Leonie Böckmann hat das Pferde-Gen in ihrer DNA. Pferde gehörten schon von Anfang an zum Leben der international erfolgreichen Springreiterin. Ihr Vater, Gilbert Böckmann, siegreicher Nationenpreisreiter und international gefragter Trainer, ist einer von vier Söhnen des Böckmann Fahrzeugwerke-Gründers Anton Böckmann. Die heute 27-Jährige gewann schon im Pony-Sattel und sicherte sich bei den Europameisterschaften der Jungen Reiter 2019 in Zuidwolde mit der Mannschaft eine Bronze-Medaille. 2024 durfte sie als U25-Reiterin bei der Global Champions League mitreiten. Und trotzdem stellte sie sich irgendwann die Frage: „Reite ich, weil es schon immer dazu gehörte, betreibe ich diesen Sport aus Tradition oder gar Gewohnheit?“ Nach einem achtmonatigem Studien-Aufenthalt in New York war die Antwort klar. Die Pferde sind ihre Leidenschaft, ohne geht es nicht. Wir haben mit Leonie Böckmann über ihre Philosophie mit den Pferden, über Selbstkritik, Verantwortung und mangelndes Pferdeverständnis in den Sozialen Medien gesprochen und sie hat uns erklärt, warum der Fortschritt mit einem Pferd oft wichtiger ist als ein Sieg. Außerdem hat sie uns verraten, was noch auf ihrer Bucket List steht.
Wann und wie hat Dich das Pferde-Virus erwischt?
Leonie Böckmann: Ich reite, solange ich gehen kann. Für mich war Reiten immer dabei beim Großwerden und im Leben. Ich habe aber auch sehr großen Wert auf die Schule gelegt. Meine Mama hat immer gesagt, Leonie, du musst erst deine Hausaufgaben machen und erst deine Sachen in Ordnung haben und dann kannst du zum Stall kommen. Die Schule hatte für mich auch immer einen großen Stellenwert und sie hat mir auch viel Spaß gemacht.
Gab es je eine Alternative für Dich zum Reitsport?

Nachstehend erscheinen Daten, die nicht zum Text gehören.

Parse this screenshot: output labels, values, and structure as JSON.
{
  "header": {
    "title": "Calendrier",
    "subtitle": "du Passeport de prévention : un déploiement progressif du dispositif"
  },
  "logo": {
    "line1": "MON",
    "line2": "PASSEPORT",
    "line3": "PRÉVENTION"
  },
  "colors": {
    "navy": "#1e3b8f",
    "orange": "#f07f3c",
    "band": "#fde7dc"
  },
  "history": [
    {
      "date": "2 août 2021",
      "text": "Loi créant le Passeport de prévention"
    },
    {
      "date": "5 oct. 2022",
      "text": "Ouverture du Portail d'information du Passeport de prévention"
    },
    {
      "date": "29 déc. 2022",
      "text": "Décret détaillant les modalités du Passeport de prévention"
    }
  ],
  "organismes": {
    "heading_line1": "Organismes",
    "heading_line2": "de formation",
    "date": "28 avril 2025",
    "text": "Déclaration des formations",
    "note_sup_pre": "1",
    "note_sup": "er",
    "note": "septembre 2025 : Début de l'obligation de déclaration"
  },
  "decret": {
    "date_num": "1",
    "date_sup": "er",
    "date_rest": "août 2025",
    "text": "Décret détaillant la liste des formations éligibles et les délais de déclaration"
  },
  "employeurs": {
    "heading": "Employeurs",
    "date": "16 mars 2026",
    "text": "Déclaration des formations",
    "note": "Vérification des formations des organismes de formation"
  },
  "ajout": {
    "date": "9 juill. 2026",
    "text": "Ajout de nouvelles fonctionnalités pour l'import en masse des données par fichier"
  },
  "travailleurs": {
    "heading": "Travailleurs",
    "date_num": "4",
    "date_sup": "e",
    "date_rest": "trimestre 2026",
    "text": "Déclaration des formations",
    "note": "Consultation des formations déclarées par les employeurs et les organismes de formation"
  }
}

Leonie Böckmann: Ja, ich habe Philosophie und Politikwissenschaft in Berlin an der Humboldt Universität studiert und danach auch noch eine Erweiterung in Jura in Hamburg drangehängt. In dieser Zeit hatte ich auch nur zwei oder drei Pferde, weil ich jede Woche nach Berlin gefahren bin. Das Studium hat schon einen großen Platz in meinem Leben eingenommen. Ich bin auch tatsächlich 8 Monate gar nicht geritten, weil ich in New York ein Auslandssemester absolviert habe. Damals hat sich für mich die Frage aufgedrängt, ob ich reite, weil es immer schon so war, weil es eine Gewohnheit ist, oder ob ich es wirklich machen will. Und da habe ich für mich gemerkt, so schön die Zeit in New York auch war, für mich sind die Pferde und der Springsport in meinem Leben wirklich die größte Passion. Das Reiten hat mir total gefehlt. Aber es war mir wichtig, dies für mich genauso heraus zu finden und in alle Richtungen abzuklopfen. Im letzten Jahr wurde ich nun mit dem Studium fertig und seitdem reite ich „nur“ noch bzw. hauptberuflich.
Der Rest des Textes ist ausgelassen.